Thursday, December 30, 2010

Photo: Accumulated

"Accumulated" (Flickr)
Unless you've been sleeping since Christmas Day, you'll have heard about the blizzard that dumped a whole bunch of snow on the northeastern United States last weekend. I had a snow day on Monday -- which was really a no-brainer since the nearest subway line wasn't running and there was no way in hell I was going to make it to the next-nearest. (Turned out there was no way in hell I would have made it even to the nonfunctional nearest line, but I didn't find that out until I went out for a few groceries.)

So, I took a picture of the snow that built up on the windowboxes out back. Just to give you a sense of scale, each of those boxes is about two feet long and maybe five inches high -- and the snow, as you can see, is taller than the boxes. And just to give you a sense of magnitude, behind those windowboxes is the only side that isn't sheltered.

Thursday, December 16, 2010

Duly Noted: Jane Austen's birthday

Just a drive-by posting to say that novelist Jane Austen was born today in 1775.

(Links: Jane Austen on LibraryThing and Wikipedia)

Duly Noted: Plane Crash in Park Slope

If you also read Brownstoner, you might have seen that Green-Wood Cemetery will be unveiling a memorial today to the 134 people killed when two airplanes collided off of Staten Island. The wreckage of one, La Guardia-bound TWA Flight 266, landed on Staten Island (1) near where the collision occurred; the other plane, United Airlines Flight 826, bound for International Airport (now JFK), crashed at the intersection of 7th Avenue and Sterling Place in Park Slope.

Of the passengers and crew on those two flights, only one survived the initial crash.
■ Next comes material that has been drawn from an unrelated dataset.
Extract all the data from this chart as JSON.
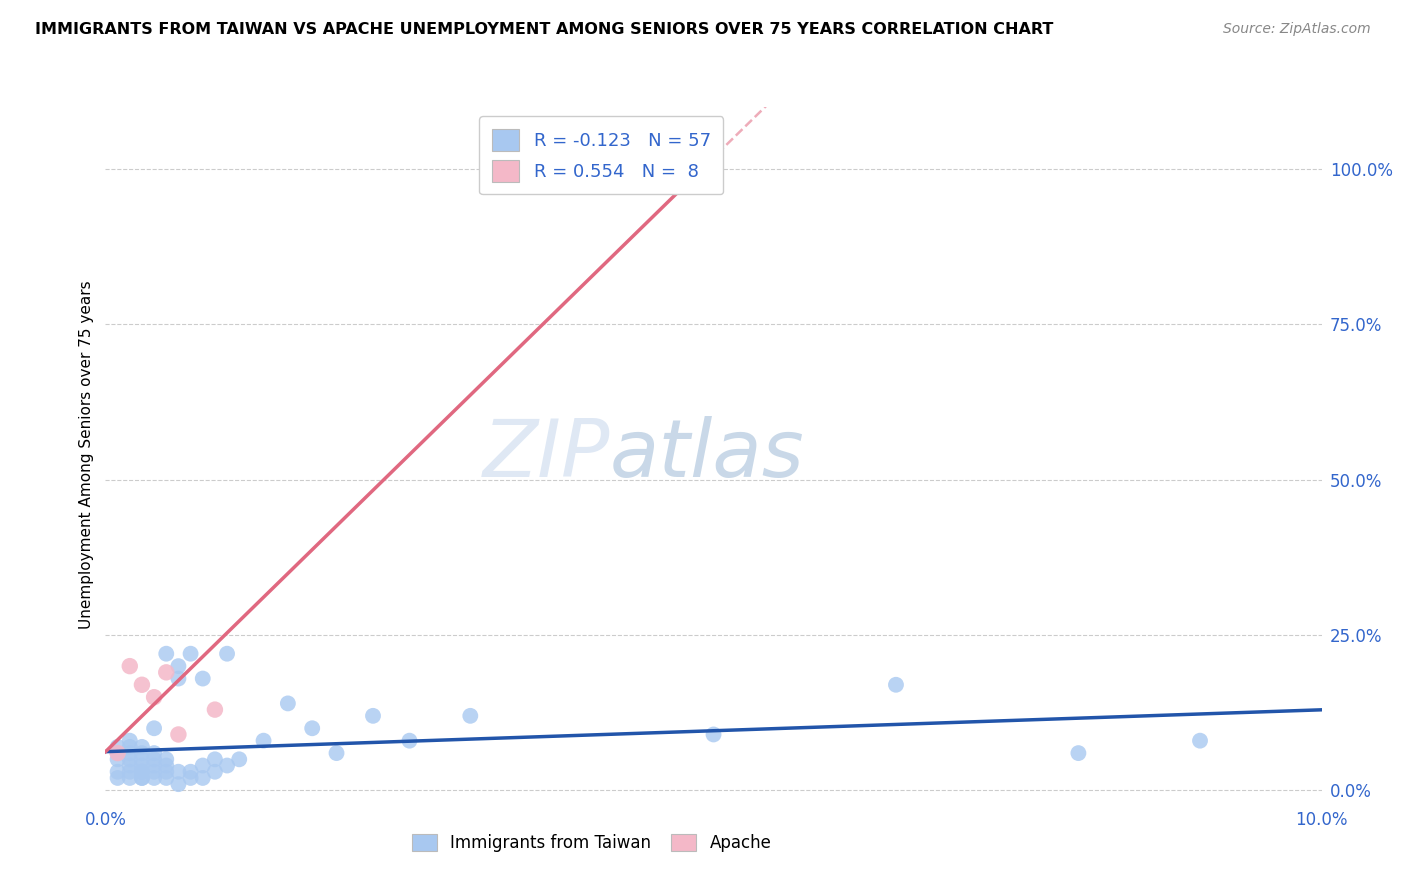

But that survivor -- an 11-year-old boy who had been thrown into a snowbank -- later died; half a dozen people on the ground were also killed.

Weather conditions at the time of the collision were what could be called, at best, sketchy: it had snowed earlier, and rain and fog still lingered (2). And while neither flight had reported any mechanical problems, but the United flight was apparently having trouble with its navigational receivers. Either way, it had strayed a dozen miles off course and into that of the TWA flight.

Witnesses speculated that the United flight's pilots were attempting an emergency landing in Prospect Park. On the face of it, it's not an unreasonable supposition, since the park is only a few blocks away from the crash site at Stirling Place and 7th Avenue, but it's uncertain whether the pilots still had control of the plane.

Further reading:
Wikipedia has an article about the crash; the "References" section contains a few sources not linked to here.

In addition, the New York Times has been running a series of articles about the anniversary.
The last two articles are about Stephen Baltz, the 11-year-old who survived the initial crash, but died a day later.

Additional stuff:
Brooklyn Public Library's "Brooklynology" blog had a post about the crash, as seen through one photographer's lens; it had not worked its way through my feed reader when I initially published this post.

Monday, December 13, 2010

... I mean it this time

Holy crap, has it been a year?

Well, at least now I have access to a working computer with working internet access while here at work. My ISP at home isn't playing too nice (which for them isn't exactly unexpected), and my browser is arguing with my system. At least there's something I can do about one of those problems.

And yes, I will be back soon! In fact, I have part of a Duly Noted typed which I expect to get out this week. If you don't see it by Thursday -- the anniversary in question -- you can probably assume that I've caught my third bug in under a month.